Hi there!
I’m really excited about this new feature. I’ve been waiting for a solution like this for a long time, and the initial feedback from our readers at Tecnoblog has been great – they love having the community integrated.
However, after some real-world testing, I’ve spotted a few technical hurdles we need to clear to make this feel like a truly native commenting system and, more importantly, to make it sustainable for high-traffic sites.
Here’s what I’ve found so far:
1. Performance & Server Load
Our server load spiked significantly after we embedded the full app. Looking at Cloudflare, our request volume multiplied by 10. A few ideas on how to optimize this:
- Lazy Loading: Implementing lazy load for the JS helps a lot (I’m already using a workaround for this).

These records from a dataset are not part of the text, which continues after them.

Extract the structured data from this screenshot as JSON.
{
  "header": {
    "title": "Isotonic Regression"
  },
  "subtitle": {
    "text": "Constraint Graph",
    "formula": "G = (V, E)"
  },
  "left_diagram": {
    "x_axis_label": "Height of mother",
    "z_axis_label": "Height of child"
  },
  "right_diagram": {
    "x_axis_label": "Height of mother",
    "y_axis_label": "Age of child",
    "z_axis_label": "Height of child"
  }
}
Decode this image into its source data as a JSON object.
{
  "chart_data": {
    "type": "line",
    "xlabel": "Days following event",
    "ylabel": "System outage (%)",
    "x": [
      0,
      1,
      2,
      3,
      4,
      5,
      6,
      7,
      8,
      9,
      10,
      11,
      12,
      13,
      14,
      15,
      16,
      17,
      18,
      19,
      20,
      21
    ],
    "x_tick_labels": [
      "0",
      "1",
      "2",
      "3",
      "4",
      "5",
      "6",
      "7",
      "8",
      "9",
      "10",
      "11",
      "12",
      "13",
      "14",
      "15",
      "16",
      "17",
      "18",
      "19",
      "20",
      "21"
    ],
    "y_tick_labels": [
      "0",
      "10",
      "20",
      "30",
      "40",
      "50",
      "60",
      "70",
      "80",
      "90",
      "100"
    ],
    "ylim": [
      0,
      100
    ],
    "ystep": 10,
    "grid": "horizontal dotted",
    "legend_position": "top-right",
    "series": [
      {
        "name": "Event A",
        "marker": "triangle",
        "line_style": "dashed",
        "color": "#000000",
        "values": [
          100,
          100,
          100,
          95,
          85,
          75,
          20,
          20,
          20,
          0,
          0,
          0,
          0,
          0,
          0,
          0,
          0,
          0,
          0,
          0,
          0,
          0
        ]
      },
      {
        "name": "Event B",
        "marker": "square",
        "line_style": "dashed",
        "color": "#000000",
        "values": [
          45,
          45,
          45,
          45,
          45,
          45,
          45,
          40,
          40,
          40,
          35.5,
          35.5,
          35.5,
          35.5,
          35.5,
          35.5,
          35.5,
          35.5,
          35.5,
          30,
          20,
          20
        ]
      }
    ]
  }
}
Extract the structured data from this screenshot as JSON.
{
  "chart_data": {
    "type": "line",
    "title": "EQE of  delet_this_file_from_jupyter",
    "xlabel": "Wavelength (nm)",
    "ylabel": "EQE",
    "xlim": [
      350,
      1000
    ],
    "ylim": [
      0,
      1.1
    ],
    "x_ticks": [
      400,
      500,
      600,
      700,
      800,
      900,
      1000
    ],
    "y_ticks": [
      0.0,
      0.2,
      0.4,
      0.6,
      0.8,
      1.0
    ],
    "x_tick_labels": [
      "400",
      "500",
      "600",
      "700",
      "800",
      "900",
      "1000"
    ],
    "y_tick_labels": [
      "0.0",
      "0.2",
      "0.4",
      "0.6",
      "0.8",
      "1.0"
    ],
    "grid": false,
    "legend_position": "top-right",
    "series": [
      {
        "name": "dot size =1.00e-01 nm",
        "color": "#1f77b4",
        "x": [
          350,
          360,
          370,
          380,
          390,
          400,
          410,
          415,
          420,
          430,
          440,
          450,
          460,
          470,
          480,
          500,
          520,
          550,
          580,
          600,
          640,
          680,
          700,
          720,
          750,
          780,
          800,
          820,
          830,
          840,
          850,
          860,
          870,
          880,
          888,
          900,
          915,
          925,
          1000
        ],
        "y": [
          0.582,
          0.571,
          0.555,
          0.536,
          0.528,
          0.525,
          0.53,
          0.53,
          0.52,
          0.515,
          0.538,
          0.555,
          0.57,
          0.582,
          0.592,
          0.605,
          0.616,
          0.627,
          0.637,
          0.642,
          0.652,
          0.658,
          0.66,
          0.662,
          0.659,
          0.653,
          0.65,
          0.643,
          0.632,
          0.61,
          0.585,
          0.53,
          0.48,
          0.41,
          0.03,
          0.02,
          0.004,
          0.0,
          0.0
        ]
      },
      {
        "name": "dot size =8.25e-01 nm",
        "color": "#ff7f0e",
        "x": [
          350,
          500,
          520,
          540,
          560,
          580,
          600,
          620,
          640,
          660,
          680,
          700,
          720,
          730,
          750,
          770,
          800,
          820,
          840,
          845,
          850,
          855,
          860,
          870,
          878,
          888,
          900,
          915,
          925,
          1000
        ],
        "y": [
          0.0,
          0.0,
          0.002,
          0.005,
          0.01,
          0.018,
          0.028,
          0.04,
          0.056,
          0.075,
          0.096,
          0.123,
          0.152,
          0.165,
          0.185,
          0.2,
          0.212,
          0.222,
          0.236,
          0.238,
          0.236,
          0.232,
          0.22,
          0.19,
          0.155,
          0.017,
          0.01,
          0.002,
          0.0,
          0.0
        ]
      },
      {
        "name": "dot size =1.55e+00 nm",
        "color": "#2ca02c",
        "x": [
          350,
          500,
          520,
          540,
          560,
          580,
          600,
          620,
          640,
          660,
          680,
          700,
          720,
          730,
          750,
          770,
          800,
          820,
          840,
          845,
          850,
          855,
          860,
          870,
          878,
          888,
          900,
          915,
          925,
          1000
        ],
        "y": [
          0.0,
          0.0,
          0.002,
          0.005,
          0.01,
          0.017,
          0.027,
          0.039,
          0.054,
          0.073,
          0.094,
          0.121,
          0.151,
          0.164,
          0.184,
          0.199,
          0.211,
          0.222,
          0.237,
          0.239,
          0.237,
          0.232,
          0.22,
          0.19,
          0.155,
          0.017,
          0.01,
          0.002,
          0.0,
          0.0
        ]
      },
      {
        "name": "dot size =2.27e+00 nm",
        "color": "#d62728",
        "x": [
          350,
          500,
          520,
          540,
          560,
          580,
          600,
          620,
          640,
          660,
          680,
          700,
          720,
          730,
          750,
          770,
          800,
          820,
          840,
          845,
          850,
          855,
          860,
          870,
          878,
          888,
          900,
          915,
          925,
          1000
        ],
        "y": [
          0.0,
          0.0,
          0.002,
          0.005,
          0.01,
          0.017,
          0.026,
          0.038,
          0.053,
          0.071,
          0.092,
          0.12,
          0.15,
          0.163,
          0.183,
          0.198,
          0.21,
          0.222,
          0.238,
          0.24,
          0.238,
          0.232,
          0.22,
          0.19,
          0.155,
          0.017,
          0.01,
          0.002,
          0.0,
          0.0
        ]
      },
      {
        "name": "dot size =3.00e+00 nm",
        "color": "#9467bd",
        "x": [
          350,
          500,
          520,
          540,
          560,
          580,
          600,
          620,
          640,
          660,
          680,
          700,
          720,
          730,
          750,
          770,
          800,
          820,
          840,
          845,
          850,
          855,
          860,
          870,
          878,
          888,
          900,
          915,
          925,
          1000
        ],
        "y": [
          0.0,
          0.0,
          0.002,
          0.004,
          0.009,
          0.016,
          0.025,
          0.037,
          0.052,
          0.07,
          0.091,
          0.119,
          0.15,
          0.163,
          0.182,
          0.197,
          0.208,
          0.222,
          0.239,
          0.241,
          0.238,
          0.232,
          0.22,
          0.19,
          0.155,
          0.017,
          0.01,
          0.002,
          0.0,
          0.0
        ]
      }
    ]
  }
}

<script type="text/javascript">
DiscourseEmbed = {
discourseUrl: '<?php echo esc_url($discourse_url); ?>',
<?php if ($use_topic_id): ?>
// Modo ID: Tópico salvo no banco, imune a mudanças de URL
topicId: <?php echo intval($topic_id); ?>,
<?php else: ?>
// Modo URL: Fallback quando a criação via API falha
discourseEmbedUrl: '<?php echo esc_url($permalink); ?>',
<?php endif; ?>
fullApp: true,
embedHeight: '800px',
};
(function() {
var container = document.getElementById('discourse-comments');
// Verifica se o navegador suporta IntersectionObserver
if ('IntersectionObserver' in window) {
var observer = new IntersectionObserver(function(entries, observer) {
entries.forEach(function(entry) {
if (entry.isIntersecting) {
// Quando o div entra na tela, carrega o script
loadDiscourse();
observer.unobserve(entry.target);
}
});
}, { rootMargin: "1500px" }); // Carrega 1500px antes de chegar no div
observer.observe(container);
} else {
// Fallback para navegadores antigos
loadDiscourse();
}
function loadDiscourse() {
var d = document.createElement('script');
d.type = 'text/javascript';
d.async = true;
d.src = window.DiscourseEmbed.discourseUrl + 'javascripts/embed.js';
(document.getElementsByTagName('head')[0] || document.getElementsByTagName('body')[0]).appendChild(d);
}
})();
</script>
Here you can see the number of requests dropping after the Lazy Load was implemented (and some parts of the website were still cached, so it’s not the final result):
-
Stripping the payload: Can we reduce the resources loaded within the embed? Ex: i noticed queries for Chat URLs and AI credit checks—are these necessary for the embed view?
-
Request Frequency: The real-time POST requests are a bit aggressive. Maybe we can dial back the polling frequency for the embed version?
-
Cache: Improved cache management for embedded topics to handle traffic spikes.
2. Analytics Mess
Right now, the embed is firing Google Analytics/GTM scripts. This is doubling our pageviews (one hit for the post, another for the iframe), which messes up our data. It would be ideal if the system could detect it’s in an iframe and kill any tracking scripts automatically (the Discourse analytics too).
3. The iFrame Height Issue
This is probably the biggest hurdle for UX. If a post has no comments, there’s a weird empty gap. If it has a long thread, the iframe gets cut off within the first 2 or 3 comments, forcing a “scroll-within-a-scroll” which is pretty bad, especially on mobile.
To really compete with something like Disqus, we need the height to be dynamic (according to the number of comments) and also have a “Read More” button that expands the thread after a certain number of replies.
4. Plugin Conflicts
Since the embed loads all active plugins, we’re seeing some weird behavior. For example, “Google One Tap” pops up inside the blog post. When a user logs in, the iframe refreshes and drops them on the community homepage instead of the comment thread. Being able to manually disable specific plugins for the embed view would be a lifesaver.
5. Login Friction
The current flow is a bit of a conversion killer: User clicks login → New tab opens → Login happens → User is left on the community homepage. Back on the blog post, the iframe still looks logged out until the user manually refreshes the whole page. It’s a confusing loop that makes people give up and leave before commenting.
Since we activated the new embed, our daily registrations have more than doubled, which is great. However, our engagement metrics haven’t moved at all. In fact, our DAU/MAU dropped – we have more logged-in users, but they aren’t interacting. Metrics like “Daily Engaged Users,” “New Contributors,” and “Postings” haven’t seen any increase.
This proves that people want to join the conversation, but they’re getting lost in the login loop and abandoning the post before they can actually comment.
6. Mobile UI
On mobile, the reply window takes up the entire screen, so you lose all context of the conversation you’re replying to. It feels a bit claustrophobic—anything we can do to keep it more compact would be a huge win.
I really want to make this the default system for Tecnoblog (and also in another site we own). Let me know if you want to dive deeper into any of these points!